The areas of tech covered by SparkNC include artificial intelligence, computer systems engineering, data analytics, game development and design, software development, cybersecurity, and computer systems engineering. Under each topic category, students have the option of pursuing multiple sub-categories, with over 70 opportunities in all. 

That underscores a hallmark of SparkNC — flexibility. Each unit is a “stackable” credential that allows students to gain skills gradually and sequentially, each building on past learning and experience. Eight units, plus an introductory module and capstone experience, stack together for one high school credit. A benefit is that students can speed up or slow down their pace depending on their interests, abilities, and learning styles.

Source: SparkNC

“In North Carolina, we are challenged to find people that have these technical skills and quite honestly, the durable skills to go into these growing demanding jobs with high-paying salaries,” said Lynn Moody, senior director of partnerships for SparkNC, told the joint legislative education oversight committee on Tuesday. “So, we need to find a way to let our students explore fields like artificial intelligence and computer systems engineer, data analytics, cyber security, and software development without a fear of failing.”

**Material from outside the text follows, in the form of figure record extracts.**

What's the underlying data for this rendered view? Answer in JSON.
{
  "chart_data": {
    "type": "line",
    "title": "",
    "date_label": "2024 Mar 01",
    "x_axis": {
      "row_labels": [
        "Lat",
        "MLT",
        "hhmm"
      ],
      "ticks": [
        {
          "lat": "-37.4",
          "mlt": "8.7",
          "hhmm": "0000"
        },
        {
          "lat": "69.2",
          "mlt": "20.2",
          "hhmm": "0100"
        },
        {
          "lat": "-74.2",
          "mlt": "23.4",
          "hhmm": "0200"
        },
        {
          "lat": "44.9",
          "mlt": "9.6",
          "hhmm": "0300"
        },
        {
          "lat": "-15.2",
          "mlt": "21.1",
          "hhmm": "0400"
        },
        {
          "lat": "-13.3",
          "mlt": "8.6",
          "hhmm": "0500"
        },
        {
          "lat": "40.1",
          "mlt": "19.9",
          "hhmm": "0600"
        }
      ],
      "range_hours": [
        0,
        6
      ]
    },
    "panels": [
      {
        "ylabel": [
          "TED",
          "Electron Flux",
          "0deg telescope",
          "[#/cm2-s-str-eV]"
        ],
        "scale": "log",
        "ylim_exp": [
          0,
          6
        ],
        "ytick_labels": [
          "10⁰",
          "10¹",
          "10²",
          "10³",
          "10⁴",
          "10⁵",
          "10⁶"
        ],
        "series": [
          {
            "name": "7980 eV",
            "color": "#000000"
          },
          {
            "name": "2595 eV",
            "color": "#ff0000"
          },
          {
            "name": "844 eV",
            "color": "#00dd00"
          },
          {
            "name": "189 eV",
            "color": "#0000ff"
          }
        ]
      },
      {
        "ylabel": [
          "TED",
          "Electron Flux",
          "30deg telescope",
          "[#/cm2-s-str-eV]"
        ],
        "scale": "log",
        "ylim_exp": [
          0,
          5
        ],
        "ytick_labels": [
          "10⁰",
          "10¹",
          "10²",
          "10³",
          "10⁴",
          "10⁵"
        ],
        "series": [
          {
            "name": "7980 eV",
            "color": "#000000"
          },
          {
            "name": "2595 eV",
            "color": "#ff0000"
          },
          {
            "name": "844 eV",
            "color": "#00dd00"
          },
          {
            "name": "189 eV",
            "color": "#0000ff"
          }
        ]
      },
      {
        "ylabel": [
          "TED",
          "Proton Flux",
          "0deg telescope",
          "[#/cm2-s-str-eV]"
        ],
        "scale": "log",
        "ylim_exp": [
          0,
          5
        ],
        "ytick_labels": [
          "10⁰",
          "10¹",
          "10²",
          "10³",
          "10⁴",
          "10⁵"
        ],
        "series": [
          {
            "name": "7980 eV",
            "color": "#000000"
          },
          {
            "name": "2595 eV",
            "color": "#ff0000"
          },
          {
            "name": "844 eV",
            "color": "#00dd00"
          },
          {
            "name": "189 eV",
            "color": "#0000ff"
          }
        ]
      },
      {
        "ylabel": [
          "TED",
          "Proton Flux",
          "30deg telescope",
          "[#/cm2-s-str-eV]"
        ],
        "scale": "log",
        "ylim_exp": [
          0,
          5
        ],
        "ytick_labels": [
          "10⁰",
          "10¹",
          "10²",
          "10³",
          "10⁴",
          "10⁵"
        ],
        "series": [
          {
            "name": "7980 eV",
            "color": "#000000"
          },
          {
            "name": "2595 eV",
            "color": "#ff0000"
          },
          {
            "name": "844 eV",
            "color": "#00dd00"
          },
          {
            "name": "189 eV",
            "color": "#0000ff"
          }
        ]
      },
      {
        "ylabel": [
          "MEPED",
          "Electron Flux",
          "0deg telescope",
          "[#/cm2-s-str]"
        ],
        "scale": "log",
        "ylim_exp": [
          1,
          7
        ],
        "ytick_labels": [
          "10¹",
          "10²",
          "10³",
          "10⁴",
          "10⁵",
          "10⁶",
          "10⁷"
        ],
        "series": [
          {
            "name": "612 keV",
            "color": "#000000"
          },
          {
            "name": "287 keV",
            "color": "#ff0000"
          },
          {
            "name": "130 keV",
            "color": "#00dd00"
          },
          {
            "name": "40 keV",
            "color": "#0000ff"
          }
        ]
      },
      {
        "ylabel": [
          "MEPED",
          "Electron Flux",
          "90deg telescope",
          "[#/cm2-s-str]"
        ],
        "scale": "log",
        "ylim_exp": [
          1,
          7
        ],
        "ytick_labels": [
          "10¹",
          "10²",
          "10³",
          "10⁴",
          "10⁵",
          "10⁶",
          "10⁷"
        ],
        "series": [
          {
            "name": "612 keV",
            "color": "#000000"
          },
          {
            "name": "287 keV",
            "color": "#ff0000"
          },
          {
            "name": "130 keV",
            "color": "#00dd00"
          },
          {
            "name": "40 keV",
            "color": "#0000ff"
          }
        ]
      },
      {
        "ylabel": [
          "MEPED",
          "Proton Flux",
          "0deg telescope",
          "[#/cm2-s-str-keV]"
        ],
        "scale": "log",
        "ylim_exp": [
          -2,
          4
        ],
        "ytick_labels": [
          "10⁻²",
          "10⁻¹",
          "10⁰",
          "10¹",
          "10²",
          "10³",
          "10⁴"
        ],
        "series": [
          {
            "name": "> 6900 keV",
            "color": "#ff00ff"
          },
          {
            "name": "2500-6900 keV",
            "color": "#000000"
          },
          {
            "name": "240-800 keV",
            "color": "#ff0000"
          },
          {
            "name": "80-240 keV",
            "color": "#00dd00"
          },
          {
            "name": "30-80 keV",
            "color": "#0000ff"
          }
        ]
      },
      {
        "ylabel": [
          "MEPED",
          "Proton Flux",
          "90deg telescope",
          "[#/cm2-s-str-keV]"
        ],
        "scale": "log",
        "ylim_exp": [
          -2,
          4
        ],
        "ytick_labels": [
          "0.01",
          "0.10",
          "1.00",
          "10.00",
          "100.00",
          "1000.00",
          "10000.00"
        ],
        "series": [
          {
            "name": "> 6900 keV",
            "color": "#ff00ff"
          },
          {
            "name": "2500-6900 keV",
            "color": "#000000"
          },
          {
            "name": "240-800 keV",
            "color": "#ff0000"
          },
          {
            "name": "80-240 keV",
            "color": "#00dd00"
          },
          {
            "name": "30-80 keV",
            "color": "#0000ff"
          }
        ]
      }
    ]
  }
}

Dr. Edith Skipper, principal at Southeast Area Technical High School in New Hanover County, one of SparkNC’s first pilot programs, gave an example of how the program works. “We happen to put a coffee bar at [a high school], and our SparkNC students were able to write a proof of concept for an app for that coffee bar.”

“We know that the people are the heart of this work,” Sipper added. “We know that the lab leaders and the folks in those labs are leading the way with these children that may or may not see themselves in high tech fields.”

“[SparkNC] provides our students with work that is similar to what they will encounter when they go out into past graduation,” said Shawn Stover, superintendent of the Rockingham County School System. “And another hidden benefit, the units get increasingly more difficult, so they have to learn how to persevere and ask others for help and collaborate with one another.”

SparkNC partners with North Carolina businesses including Cisco, IBM, Apple, Epic Games, and SAS.

“SparkNC has earned the time and attention of the business community because it’s cultivating the pipeline of talent that will produce the next generation of leaders for our companies, but while our respective internal human capital organizations are world-class, they still fall short in two areas,” said Allen Mask, a member of the SparkNC Business Advisory Council. “They’re spending more time than they need to educating versus training new hires, and they’re still recruiting from small pools of talent when they should be recruiting from deep wells of talent, that we’re confident organizations like SparkNC will produce in the future.”